Minnier Jessica, Tian Lu, Cai Tianxi
Ph.D. candidate, Department of Biostatistics, Harvard School of Public Health, Boston, MA 02115.
J Am Stat Assoc. 2011 Jan 1;106(496):1371-1382. doi: 10.1198/jasa.2011.tm10382. Epub 2012 Jan 24.
Analysis of high dimensional data often seeks to identify a subset of important features and assess their effects on the outcome. Traditional statistical inference procedures based on standard regression methods often fail in the presence of high-dimensional features. In recent years, regularization methods have emerged as promising tools for analyzing high dimensional data. These methods simultaneously select important features and provide stable estimation of their effects. Adaptive LASSO and SCAD for instance, give consistent and asymptotically normal estimates with oracle properties. However, in finite samples, it remains difficult to obtain interval estimators for the regression parameters. In this paper, we propose perturbation resampling based procedures to approximate the distribution of a general class of penalized parameter estimates. Our proposal, justified by asymptotic theory, provides a simple way to estimate the covariance matrix and confidence regions. Through finite sample simulations, we verify the ability of this method to give accurate inference and compare it to other widely used standard deviation and confidence interval estimates. We also illustrate our proposals with a data set used to study the association of HIV drug resistance and a large number of genetic mutations.

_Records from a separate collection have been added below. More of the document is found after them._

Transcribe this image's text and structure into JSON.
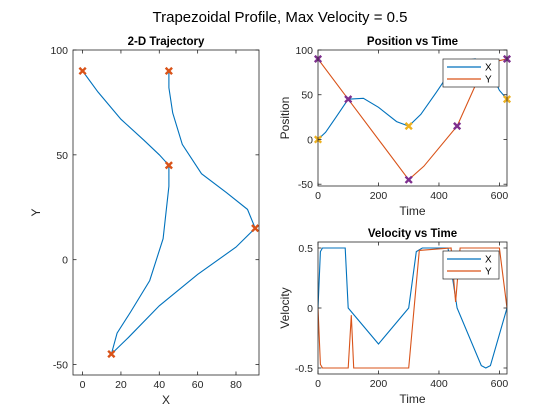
{
  "suptitle": "Trapezoidal Profile, Max Velocity = 0.5",
  "colors": {
    "x": "#0072BD",
    "y": "#D95319",
    "marker_red": "#D95319",
    "marker_yellow": "#EDB120",
    "marker_purple": "#7E2F8E"
  },
  "chart_data": [
    {
      "type": "line",
      "title": "2-D Trajectory",
      "xlabel": "X",
      "ylabel": "Y",
      "xlim": [
        -5,
        92
      ],
      "ylim": [
        -55,
        100
      ],
      "xticks": [
        0,
        20,
        40,
        60,
        80
      ],
      "yticks": [
        -50,
        0,
        50,
        100
      ],
      "grid": false,
      "waypoints": {
        "x": [
          0,
          45,
          45,
          90,
          15
        ],
        "y": [
          90,
          90,
          45,
          15,
          -45
        ],
        "marker": "x"
      },
      "series": [
        {
          "points": [
            [
              0,
              90
            ],
            [
              8,
              80
            ],
            [
              20,
              67
            ],
            [
              32,
              57
            ],
            [
              40,
              50
            ],
            [
              45,
              45
            ],
            [
              45,
              35
            ],
            [
              42,
              10
            ],
            [
              35,
              -10
            ],
            [
              25,
              -25
            ],
            [
              18,
              -35
            ],
            [
              15,
              -45
            ],
            [
              24,
              -37
            ],
            [
              40,
              -22
            ],
            [
              60,
              -7
            ],
            [
              80,
              6
            ],
            [
              90,
              15
            ],
            [
              86,
              24
            ],
            [
              75,
              32
            ],
            [
              62,
              41
            ],
            [
              52,
              55
            ],
            [
              47,
              70
            ],
            [
              45,
              82
            ],
            [
              45,
              90
            ]
          ]
        }
      ]
    },
    {
      "type": "line",
      "title": "Position vs Time",
      "xlabel": "Time",
      "ylabel": "Position",
      "xlim": [
        0,
        625
      ],
      "ylim": [
        -52,
        100
      ],
      "xticks": [
        0,
        200,
        400,
        600
      ],
      "yticks": [
        -50,
        0,
        50,
        100
      ],
      "legend": "top-right",
      "series": [
        {
          "name": "X",
          "points": [
            [
              0,
              0
            ],
            [
              25,
              8
            ],
            [
              60,
              25
            ],
            [
              100,
              45
            ],
            [
              150,
              46
            ],
            [
              200,
              36
            ],
            [
              260,
              20
            ],
            [
              300,
              15
            ],
            [
              340,
              28
            ],
            [
              390,
              52
            ],
            [
              430,
              72
            ],
            [
              470,
              87
            ],
            [
              520,
              90
            ],
            [
              575,
              73
            ],
            [
              600,
              55
            ],
            [
              625,
              45
            ]
          ]
        },
        {
          "name": "Y",
          "points": [
            [
              0,
              90
            ],
            [
              100,
              45
            ],
            [
              300,
              -45
            ],
            [
              350,
              -30
            ],
            [
              460,
              15
            ],
            [
              520,
              60
            ],
            [
              560,
              85
            ],
            [
              625,
              90
            ]
          ]
        }
      ],
      "markers": [
        {
          "color": "yellow",
          "points": [
            [
              0,
              0
            ],
            [
              300,
              15
            ],
            [
              625,
              45
            ]
          ]
        },
        {
          "color": "purple",
          "points": [
            [
              0,
              90
            ],
            [
              100,
              45
            ],
            [
              300,
              -45
            ],
            [
              460,
              15
            ],
            [
              625,
              90
            ]
          ]
        }
      ]
    },
    {
      "type": "line",
      "title": "Velocity vs Time",
      "xlabel": "Time",
      "ylabel": "Velocity",
      "xlim": [
        0,
        625
      ],
      "ylim": [
        -0.55,
        0.55
      ],
      "xticks": [
        0,
        200,
        400,
        600
      ],
      "yticks": [
        -0.5,
        0,
        0.5
      ],
      "legend": "top-right",
      "series": [
        {
          "name": "X",
          "points": [
            [
              0,
              0
            ],
            [
              8,
              0.47
            ],
            [
              15,
              0.5
            ],
            [
              65,
              0.5
            ],
            [
              75,
              0.5
            ],
            [
              90,
              0.5
            ],
            [
              100,
              0
            ],
            [
              200,
              -0.3
            ],
            [
              300,
              0
            ],
            [
              325,
              0.47
            ],
            [
              345,
              0.5
            ],
            [
              430,
              0.5
            ],
            [
              460,
              0
            ],
            [
              540,
              -0.48
            ],
            [
              555,
              -0.5
            ],
            [
              570,
              -0.48
            ],
            [
              625,
              0
            ]
          ]
        },
        {
          "name": "Y",
          "points": [
            [
              0,
              0
            ],
            [
              8,
              -0.47
            ],
            [
              15,
              -0.5
            ],
            [
              95,
              -0.5
            ],
            [
              100,
              -0.5
            ],
            [
              110,
              -0.06
            ],
            [
              118,
              -0.5
            ],
            [
              285,
              -0.5
            ],
            [
              300,
              -0.5
            ],
            [
              335,
              0.48
            ],
            [
              440,
              0.5
            ],
            [
              455,
              0.05
            ],
            [
              470,
              0.5
            ],
            [
              600,
              0.5
            ],
            [
              625,
              0
            ]
          ]
        }
      ]
    }
  ]
}
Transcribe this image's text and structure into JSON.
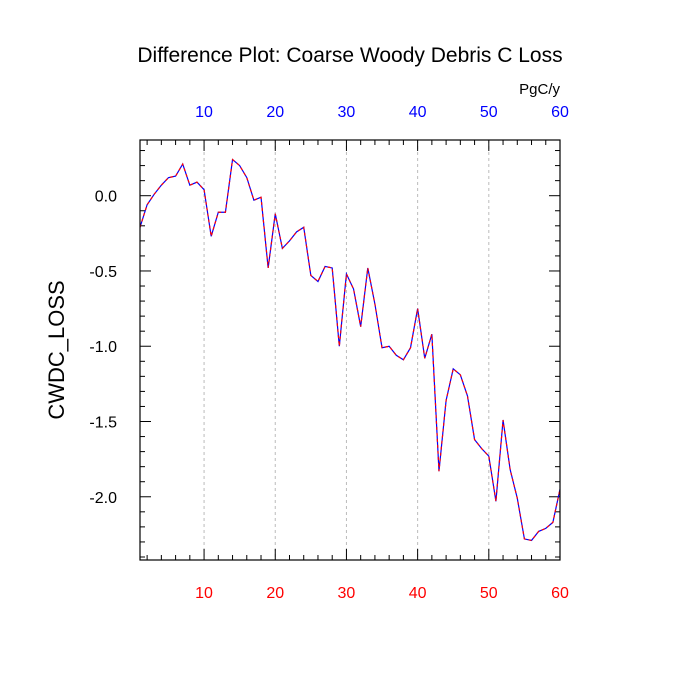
{
  "chart_data": {
    "type": "line",
    "title": "Difference Plot: Coarse Woody Debris C Loss",
    "ylabel": "CWDC_LOSS",
    "top_axis_units": "PgC/y",
    "xlim": [
      1,
      60
    ],
    "ylim": [
      -2.42,
      0.37
    ],
    "x_ticks": [
      10,
      20,
      30,
      40,
      50,
      60
    ],
    "x_tick_labels": [
      "10",
      "20",
      "30",
      "40",
      "50",
      "60"
    ],
    "y_ticks": [
      0.0,
      -0.5,
      -1.0,
      -1.5,
      -2.0
    ],
    "y_tick_labels": [
      "0.0",
      "-0.5",
      "-1.0",
      "-1.5",
      "-2.0"
    ],
    "grid": "vertical dashed at major x ticks",
    "colors": {
      "line_a": "#0000ff",
      "line_b": "#ff0000",
      "bottom_tick_labels": "#ff0000",
      "top_tick_labels": "#0000ff",
      "grid": "#bbbbbb",
      "axes": "#000000"
    },
    "series": [
      {
        "x": [
          1,
          2,
          3,
          4,
          5,
          6,
          7,
          8,
          9,
          10,
          11,
          12,
          13,
          14,
          15,
          16,
          17,
          18,
          19,
          20,
          21,
          22,
          23,
          24,
          25,
          26,
          27,
          28,
          29,
          30,
          31,
          32,
          33,
          34,
          35,
          36,
          37,
          38,
          39,
          40,
          41,
          42,
          43,
          44,
          45,
          46,
          47,
          48,
          49,
          50,
          51,
          52,
          53,
          54,
          55,
          56,
          57,
          58,
          59,
          60
        ],
        "values": [
          -0.21,
          -0.06,
          0.01,
          0.07,
          0.12,
          0.13,
          0.21,
          0.07,
          0.09,
          0.04,
          -0.27,
          -0.11,
          -0.11,
          0.24,
          0.2,
          0.12,
          -0.03,
          -0.01,
          -0.48,
          -0.12,
          -0.35,
          -0.3,
          -0.24,
          -0.21,
          -0.53,
          -0.57,
          -0.47,
          -0.48,
          -1.0,
          -0.52,
          -0.62,
          -0.87,
          -0.48,
          -0.72,
          -1.01,
          -1.0,
          -1.06,
          -1.09,
          -1.01,
          -0.75,
          -1.08,
          -0.92,
          -1.83,
          -1.36,
          -1.15,
          -1.19,
          -1.33,
          -1.62,
          -1.68,
          -1.73,
          -2.03,
          -1.49,
          -1.82,
          -2.01,
          -2.28,
          -2.29,
          -2.23,
          -2.21,
          -2.17,
          -1.95
        ]
      }
    ]
  }
}
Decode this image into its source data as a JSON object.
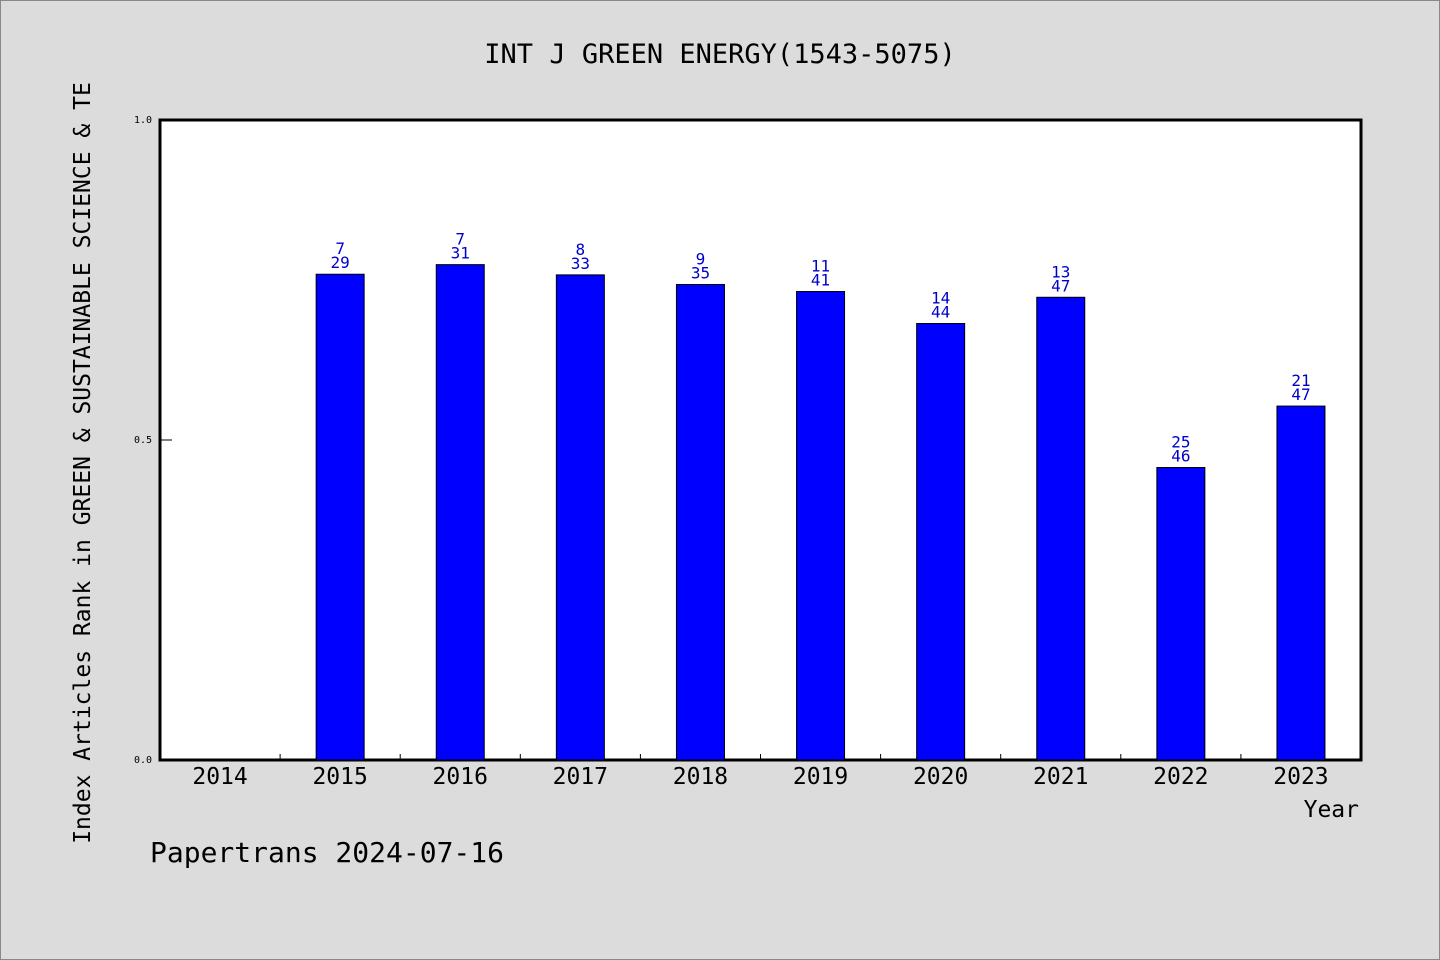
{
  "chart_data": {
    "type": "bar",
    "title": "INT J GREEN ENERGY(1543-5075)",
    "xlabel": "Year",
    "ylabel": "Index Articles Rank in GREEN & SUSTAINABLE SCIENCE & TE",
    "ylim": [
      0,
      1.0
    ],
    "y_ticks": [
      "0.0",
      "0.5",
      "1.0"
    ],
    "categories": [
      "2014",
      "2015",
      "2016",
      "2017",
      "2018",
      "2019",
      "2020",
      "2021",
      "2022",
      "2023"
    ],
    "values": [
      null,
      0.759,
      0.774,
      0.758,
      0.743,
      0.732,
      0.682,
      0.723,
      0.457,
      0.553
    ],
    "rank_labels": [
      "",
      "7",
      "7",
      "8",
      "9",
      "11",
      "14",
      "13",
      "25",
      "21"
    ],
    "total_labels": [
      "",
      "29",
      "31",
      "33",
      "35",
      "41",
      "44",
      "47",
      "46",
      "47"
    ],
    "bar_color": "#0000ff",
    "label_color": "#0000cc",
    "grid": false,
    "footer": "Papertrans 2024-07-16"
  }
}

对高维数据的分析通常旨在识别重要特征的子集,并评估它们对结果的影响。基于标准回归方法的传统统计推断程序在存在高维特征时往往会失效。近年来,正则化方法已成为分析高维数据的有前途的工具。这些方法同时选择重要特征并对其影响提供稳定的估计。例如,自适应LASSO和SCAD给出了具有神谕性质的一致且渐近正态的估计。然而,在有限样本中,仍然难以获得回归参数的区间估计。在本文中,我们提出基于扰动重采样的程序来近似一类一般惩罚参数估计的分布。我们的提议由渐近理论证明是合理的,它提供了一种估计协方差矩阵和置信区域的简单方法。通过有限样本模拟,我们验证了该方法进行准确推断的能力,并将其与其他广泛使用的标准差和置信区间估计进行比较。我们还用一个用于研究HIV耐药性与大量基因突变关联的数据集来说明我们的提议。